Experts with the brand new Initiative on Climate Risk and Resilience Law (ICRRL) are calling on the Securities and Exchange Commission to strengthen protections from the dangers of climate change to our nation’s financial system and the millions of people who rely on it to sustain the American economy.
 
ICRRL is a joint initiative of Columbia Law School’s Sabin Center for Climate Change Law, Environmental Defense Fund, the Institute for Policy Integrity at New York University School of Law, and Vanderbilt Law School. The partnership was formed to drive legal solutions that address societal and economic risks from climate change and to improve climate resilience, including in our financial sectors. ICRRL’s work formally got underway today with the launch of its new website – and with an SEC filing detailing its recommendations for climate change disclosure for businesses.
 
“Climate change presents grave risk across the U.S. economy, including to corporations, their investors, the markets in which they operate, and the American public at large. Unlike other financial risks, however, climate risk is not routinely disclosed to the public,” ICRRL states in its filing. “The SEC should adopt an approach that recognizes the importance of discussing climate risks in financial disclosure forms. Many impacts of climate change can be quantified and monetized, and should therefore be treated no differently than other financial risks.”
 
The SEC called for public input about climate change disclosures in March in an announcement that included 15 questions for consideration. Today ICRRL filed its response to that request. Among its recommendations:
 
·         The Commission should establish mandatory climate risk disclosure requirements that produce comparable, specific, and decision-useful information for investors.

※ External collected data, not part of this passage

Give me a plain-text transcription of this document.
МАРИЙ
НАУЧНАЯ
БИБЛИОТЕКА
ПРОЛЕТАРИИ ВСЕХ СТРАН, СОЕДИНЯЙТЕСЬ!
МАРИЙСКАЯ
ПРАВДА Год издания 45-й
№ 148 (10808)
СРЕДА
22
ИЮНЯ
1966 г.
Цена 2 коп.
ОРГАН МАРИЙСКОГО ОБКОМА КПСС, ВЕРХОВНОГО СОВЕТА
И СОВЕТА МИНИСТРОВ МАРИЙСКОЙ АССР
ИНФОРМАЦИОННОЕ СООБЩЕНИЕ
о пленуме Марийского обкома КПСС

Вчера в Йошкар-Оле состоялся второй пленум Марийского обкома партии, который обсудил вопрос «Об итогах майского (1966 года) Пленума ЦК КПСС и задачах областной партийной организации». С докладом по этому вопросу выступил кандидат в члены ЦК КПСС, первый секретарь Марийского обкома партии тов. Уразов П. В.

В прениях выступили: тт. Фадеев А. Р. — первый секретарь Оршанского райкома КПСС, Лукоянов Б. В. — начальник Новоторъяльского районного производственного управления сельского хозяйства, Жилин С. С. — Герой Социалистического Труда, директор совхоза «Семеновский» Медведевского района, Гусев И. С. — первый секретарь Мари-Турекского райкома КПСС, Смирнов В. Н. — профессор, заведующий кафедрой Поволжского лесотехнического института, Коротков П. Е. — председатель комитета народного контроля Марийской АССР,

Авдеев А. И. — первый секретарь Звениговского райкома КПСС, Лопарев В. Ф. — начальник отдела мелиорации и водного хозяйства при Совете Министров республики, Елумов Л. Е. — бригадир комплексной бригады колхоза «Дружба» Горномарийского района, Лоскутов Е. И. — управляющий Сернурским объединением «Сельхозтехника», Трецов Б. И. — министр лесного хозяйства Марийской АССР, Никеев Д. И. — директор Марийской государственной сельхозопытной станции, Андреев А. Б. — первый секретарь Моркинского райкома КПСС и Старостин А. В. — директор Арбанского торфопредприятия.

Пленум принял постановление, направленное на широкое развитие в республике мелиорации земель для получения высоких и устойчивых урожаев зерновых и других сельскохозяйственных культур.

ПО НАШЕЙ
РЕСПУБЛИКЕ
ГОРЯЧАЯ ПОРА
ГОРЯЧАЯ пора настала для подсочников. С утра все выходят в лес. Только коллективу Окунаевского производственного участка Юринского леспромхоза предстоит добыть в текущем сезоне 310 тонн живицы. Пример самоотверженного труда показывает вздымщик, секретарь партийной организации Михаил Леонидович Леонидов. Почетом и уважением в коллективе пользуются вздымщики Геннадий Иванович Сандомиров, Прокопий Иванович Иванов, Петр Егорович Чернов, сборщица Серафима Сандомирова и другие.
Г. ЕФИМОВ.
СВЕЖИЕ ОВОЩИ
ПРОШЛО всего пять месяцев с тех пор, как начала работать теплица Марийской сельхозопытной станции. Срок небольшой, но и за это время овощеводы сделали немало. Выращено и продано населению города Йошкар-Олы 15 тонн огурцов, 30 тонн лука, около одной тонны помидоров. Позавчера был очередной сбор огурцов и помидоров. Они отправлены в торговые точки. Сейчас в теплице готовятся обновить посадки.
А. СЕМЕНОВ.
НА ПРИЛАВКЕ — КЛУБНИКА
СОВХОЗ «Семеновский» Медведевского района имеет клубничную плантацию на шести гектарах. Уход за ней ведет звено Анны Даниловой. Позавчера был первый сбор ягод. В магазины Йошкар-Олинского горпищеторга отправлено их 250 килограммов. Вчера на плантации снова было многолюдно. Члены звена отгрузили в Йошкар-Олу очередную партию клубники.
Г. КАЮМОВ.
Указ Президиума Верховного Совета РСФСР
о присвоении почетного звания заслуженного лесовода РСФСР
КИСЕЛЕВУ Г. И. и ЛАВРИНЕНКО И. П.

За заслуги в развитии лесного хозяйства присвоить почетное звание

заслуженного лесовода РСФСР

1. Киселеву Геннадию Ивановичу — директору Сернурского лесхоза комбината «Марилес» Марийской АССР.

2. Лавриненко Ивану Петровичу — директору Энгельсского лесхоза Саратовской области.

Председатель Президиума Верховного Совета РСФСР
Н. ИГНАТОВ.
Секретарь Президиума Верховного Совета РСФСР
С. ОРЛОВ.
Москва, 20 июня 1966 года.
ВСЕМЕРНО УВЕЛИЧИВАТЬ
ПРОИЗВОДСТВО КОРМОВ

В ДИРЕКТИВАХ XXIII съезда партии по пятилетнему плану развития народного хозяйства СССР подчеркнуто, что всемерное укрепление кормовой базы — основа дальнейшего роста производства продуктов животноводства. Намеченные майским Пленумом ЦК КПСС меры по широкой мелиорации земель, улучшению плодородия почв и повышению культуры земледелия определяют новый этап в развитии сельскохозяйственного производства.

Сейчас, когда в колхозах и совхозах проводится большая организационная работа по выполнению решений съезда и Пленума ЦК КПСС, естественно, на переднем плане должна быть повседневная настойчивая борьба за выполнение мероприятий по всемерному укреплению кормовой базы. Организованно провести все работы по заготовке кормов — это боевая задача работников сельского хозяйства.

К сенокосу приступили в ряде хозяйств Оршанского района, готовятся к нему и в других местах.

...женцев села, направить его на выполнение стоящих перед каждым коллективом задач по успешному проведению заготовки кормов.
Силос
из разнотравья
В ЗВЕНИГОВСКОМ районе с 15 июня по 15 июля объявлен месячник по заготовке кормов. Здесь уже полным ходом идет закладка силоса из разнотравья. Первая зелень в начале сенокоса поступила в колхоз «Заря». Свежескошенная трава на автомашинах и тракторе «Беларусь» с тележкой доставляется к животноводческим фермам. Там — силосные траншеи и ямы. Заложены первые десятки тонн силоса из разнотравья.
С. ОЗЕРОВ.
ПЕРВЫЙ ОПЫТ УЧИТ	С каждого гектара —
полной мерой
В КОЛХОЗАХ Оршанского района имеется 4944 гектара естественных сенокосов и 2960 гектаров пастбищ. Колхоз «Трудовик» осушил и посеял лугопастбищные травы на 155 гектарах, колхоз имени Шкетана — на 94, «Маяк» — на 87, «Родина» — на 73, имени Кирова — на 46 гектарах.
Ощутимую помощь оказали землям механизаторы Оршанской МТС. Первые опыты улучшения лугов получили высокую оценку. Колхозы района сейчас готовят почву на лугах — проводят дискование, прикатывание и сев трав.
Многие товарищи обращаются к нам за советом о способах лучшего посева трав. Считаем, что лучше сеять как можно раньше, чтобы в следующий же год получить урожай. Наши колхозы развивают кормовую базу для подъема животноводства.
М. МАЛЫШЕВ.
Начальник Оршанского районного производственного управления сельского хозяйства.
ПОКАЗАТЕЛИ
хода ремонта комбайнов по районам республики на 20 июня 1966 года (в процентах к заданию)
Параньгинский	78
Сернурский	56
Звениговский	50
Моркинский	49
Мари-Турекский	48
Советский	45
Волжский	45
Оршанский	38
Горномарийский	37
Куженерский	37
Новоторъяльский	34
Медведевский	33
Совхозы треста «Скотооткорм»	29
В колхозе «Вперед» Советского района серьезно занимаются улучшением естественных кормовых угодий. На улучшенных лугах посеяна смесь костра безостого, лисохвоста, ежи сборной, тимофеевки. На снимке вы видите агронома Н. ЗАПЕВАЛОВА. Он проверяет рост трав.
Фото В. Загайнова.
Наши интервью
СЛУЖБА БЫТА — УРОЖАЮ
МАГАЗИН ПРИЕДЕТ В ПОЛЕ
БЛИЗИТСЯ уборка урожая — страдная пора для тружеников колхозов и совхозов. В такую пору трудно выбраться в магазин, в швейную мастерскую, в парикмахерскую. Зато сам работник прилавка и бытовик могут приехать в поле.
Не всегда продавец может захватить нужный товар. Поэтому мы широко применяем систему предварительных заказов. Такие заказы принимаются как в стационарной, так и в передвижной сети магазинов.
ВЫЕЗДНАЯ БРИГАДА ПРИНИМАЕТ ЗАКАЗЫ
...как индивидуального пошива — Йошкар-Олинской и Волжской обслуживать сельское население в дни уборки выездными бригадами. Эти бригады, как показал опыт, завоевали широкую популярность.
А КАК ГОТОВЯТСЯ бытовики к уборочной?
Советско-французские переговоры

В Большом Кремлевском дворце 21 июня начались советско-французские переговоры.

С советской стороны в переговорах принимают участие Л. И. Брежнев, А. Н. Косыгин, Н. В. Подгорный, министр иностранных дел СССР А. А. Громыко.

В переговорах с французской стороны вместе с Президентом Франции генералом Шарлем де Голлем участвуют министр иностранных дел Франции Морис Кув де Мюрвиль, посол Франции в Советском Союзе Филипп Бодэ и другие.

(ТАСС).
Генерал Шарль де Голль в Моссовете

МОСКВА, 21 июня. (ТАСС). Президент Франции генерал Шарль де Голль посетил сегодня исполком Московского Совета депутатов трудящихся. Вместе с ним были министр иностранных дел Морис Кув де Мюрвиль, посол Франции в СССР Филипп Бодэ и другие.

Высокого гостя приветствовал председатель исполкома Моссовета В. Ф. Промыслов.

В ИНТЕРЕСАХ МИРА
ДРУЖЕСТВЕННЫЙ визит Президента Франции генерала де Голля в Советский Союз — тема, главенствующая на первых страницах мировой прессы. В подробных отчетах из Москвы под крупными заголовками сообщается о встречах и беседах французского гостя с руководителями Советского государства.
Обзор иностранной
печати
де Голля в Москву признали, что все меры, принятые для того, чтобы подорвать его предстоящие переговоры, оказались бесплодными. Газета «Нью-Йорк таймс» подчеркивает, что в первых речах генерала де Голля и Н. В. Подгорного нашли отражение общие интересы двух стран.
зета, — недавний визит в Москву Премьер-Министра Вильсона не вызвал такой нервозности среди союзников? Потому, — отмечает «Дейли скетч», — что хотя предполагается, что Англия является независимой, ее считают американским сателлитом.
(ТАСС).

·         The Commission should move quickly to establish these climate risk disclosure requirements.
·         Climate risk disclosure and carbon markets are complementary policies, not substitutes.
·         The Commission should solicit stakeholder input on standards, but industry participants should not have the final say.

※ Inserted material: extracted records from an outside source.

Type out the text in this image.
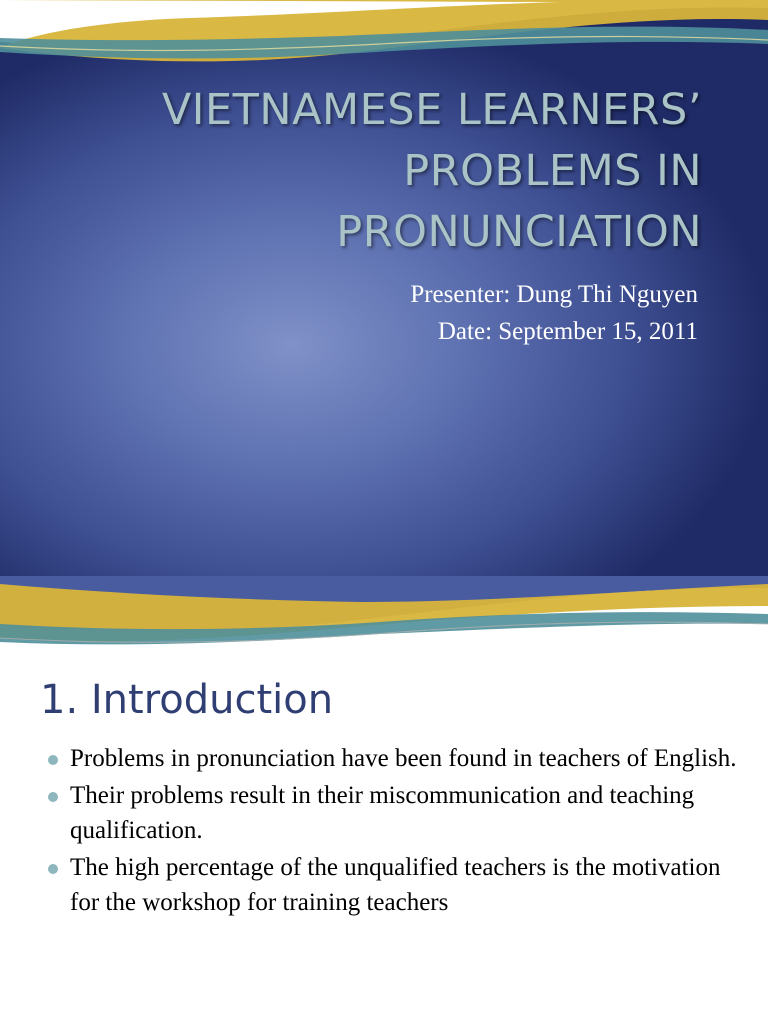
VIETNAMESE LEARNERS’
PROBLEMS IN
PRONUNCIATION
Presenter: Dung Thi Nguyen
Date: September 15, 2011
1. Introduction
Problems in pronunciation have been found in teachers of English.
Their problems result in their miscommunication and teaching qualification.
The high percentage of the unqualified teachers is the motivation for the workshop for training teachers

·         Industry-specific standards will help ensure that investors receive sufficiently specific and decision-useful information.

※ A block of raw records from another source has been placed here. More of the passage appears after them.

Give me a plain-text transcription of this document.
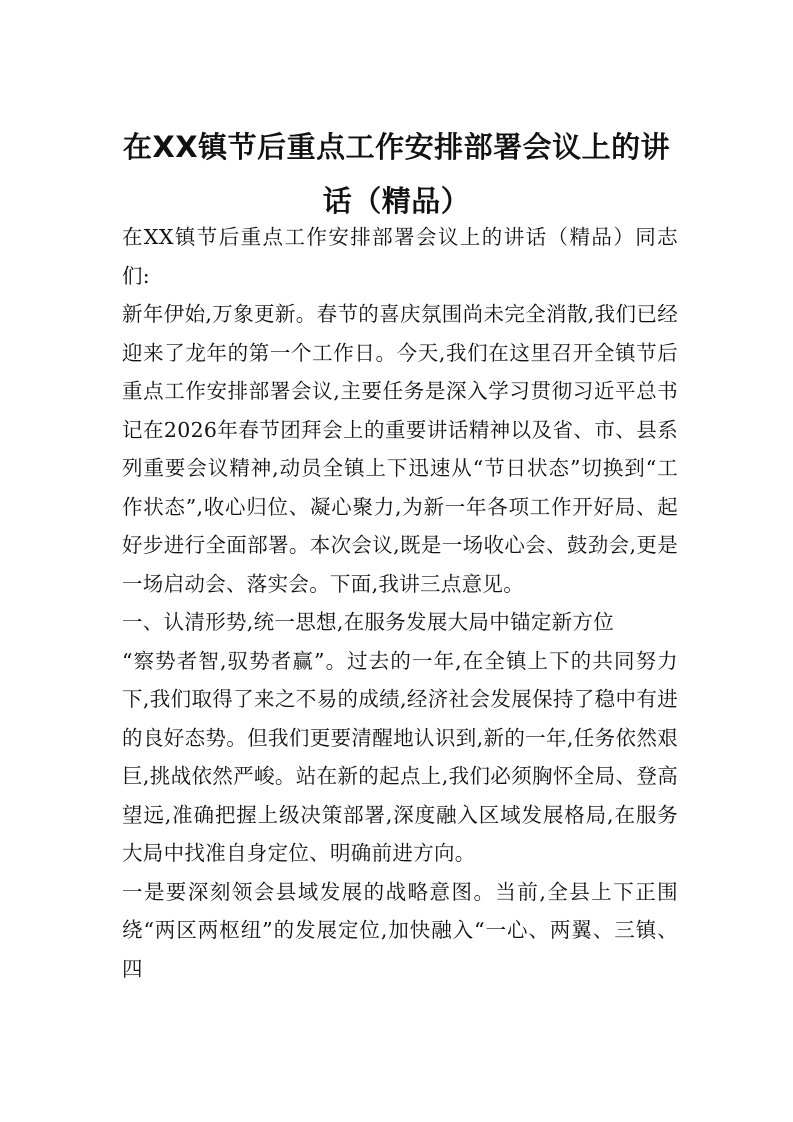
在XX镇节后重点工作安排部署会议上的讲
话（精品）

在XX镇节后重点工作安排部署会议上的讲话（精品）同志们:

新年伊始,万象更新。春节的喜庆氛围尚未完全消散,我们已经迎来了龙年的第一个工作日。今天,我们在这里召开全镇节后重点工作安排部署会议,主要任务是深入学习贯彻习近平总书记在2026年春节团拜会上的重要讲话精神以及省、市、县系列重要会议精神,动员全镇上下迅速从“节日状态”切换到“工作状态”,收心归位、凝心聚力,为新一年各项工作开好局、起好步进行全面部署。本次会议,既是一场收心会、鼓劲会,更是一场启动会、落实会。下面,我讲三点意见。

一、认清形势,统一思想,在服务发展大局中锚定新方位

“察势者智,驭势者赢”。过去的一年,在全镇上下的共同努力下,我们取得了来之不易的成绩,经济社会发展保持了稳中有进的良好态势。但我们更要清醒地认识到,新的一年,任务依然艰巨,挑战依然严峻。站在新的起点上,我们必须胸怀全局、登高望远,准确把握上级决策部署,深度融入区域发展格局,在服务大局中找准自身定位、明确前进方向。

一是要深刻领会县域发展的战略意图。当前,全县上下正围绕“两区两枢纽”的发展定位,加快融入“一心、两翼、三镇、四
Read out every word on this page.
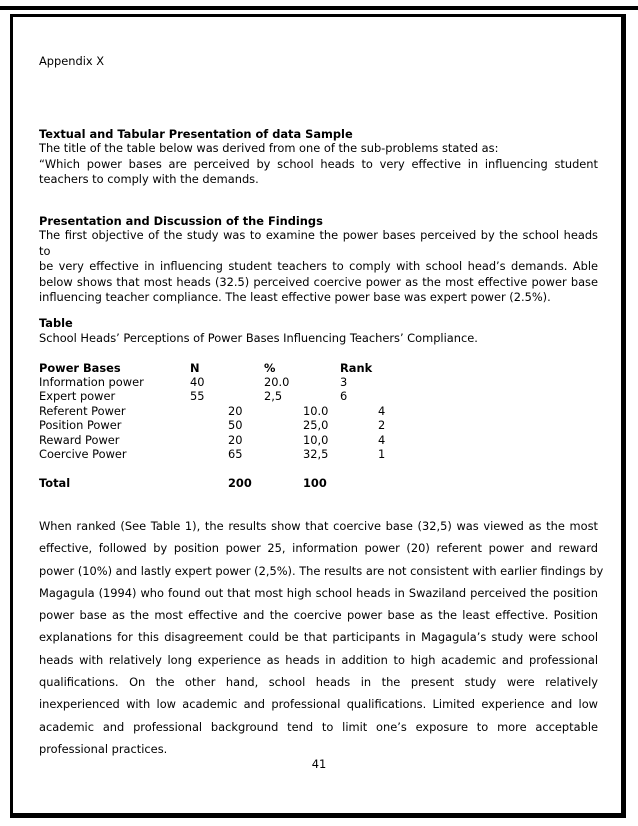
Appendix X
Textual and Tabular Presentation of data Sample
The title of the table below was derived from one of the sub-problems stated as:
“Which power bases are perceived by school heads to very effective in influencing student
teachers to comply with the demands.
Presentation and Discussion of the Findings
The first objective of the study was to examine the power bases perceived by the school heads to
be very effective in influencing student teachers to comply with school head’s demands. Able
below shows that most heads (32.5) perceived coercive power as the most effective power base
influencing teacher compliance. The least effective power base was expert power (2.5%).
Table
School Heads’ Perceptions of Power Bases Influencing Teachers’ Compliance.
Power Bases	N	%	Rank
Information power	40	20.0	3
Expert power	55	2,5	6
Referent Power	20	10.0	4
Position Power	50	25,0	2
Reward Power	20	10,0	4
Coercive Power	65	32,5	1
Total	200	100
When ranked (See Table 1), the results show that coercive base (32,5) was viewed as the most
effective, followed by position power 25, information power (20) referent power and reward
power (10%) and lastly expert power (2,5%). The results are not consistent with earlier findings by
Magagula (1994) who found out that most high school heads in Swaziland perceived the position
power base as the most effective and the coercive power base as the least effective. Position
explanations for this disagreement could be that participants in Magagula’s study were school
heads with relatively long experience as heads in addition to high academic and professional
qualifications. On the other hand, school heads in the present study were relatively
inexperienced with low academic and professional qualifications. Limited experience and low
academic and professional background tend to limit one’s exposure to more acceptable
professional practices.
41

·         The Commission should dedicate additional resources to enforcement and subject certain climate risk disclosures to auditing.
 
ICRRL also recommended adding climate risk line items to financial statements that would allow investors to know, for instance, the value of all climate pollution-producing assets owned or managed by a corporation, the total properties or other assets owned in 100-year flood zones or wildfire-prone areas, any fines or sanctions for non-compliance with environmental laws and regulation, and any plans to reduce climate pollution.
 
“There is widespread demand for climate risk disclosure among investors,” ICRRL states in its filing. “The proliferation of voluntary standards, many of which have already received considerable buy-in, indicates that the creation of and compliance with robust climate risk disclosure standards is already feasible for both regulators and corporations.”
 
You can read all of ICRRL’s recommendations in its full filing here. The Sabin Center, an ICCRL partner, also filed separate comments with the SEC here.
 
ICRRL’s experts include: Romany Webb, an Associate Research Scholar at Columbia Law School and Senior Fellow at the Sabin Center for Climate Change Law whose research focuses on energy and negative emissions technologies; Michael Panfil, the Director of Climate Risk Strategies at Environmental Defense Fund; Justin Gundlach, an attorney who focuses on state-level energy and climate policy at the Institute for Policy Integrity; and Jack Lienke, an expert on the U.S. Clean Air Act and federal environmental and administrative law at the Institute for Policy Integrity; Jim Rossi, an expert on administrative and energy law at Vanderbilt Law School.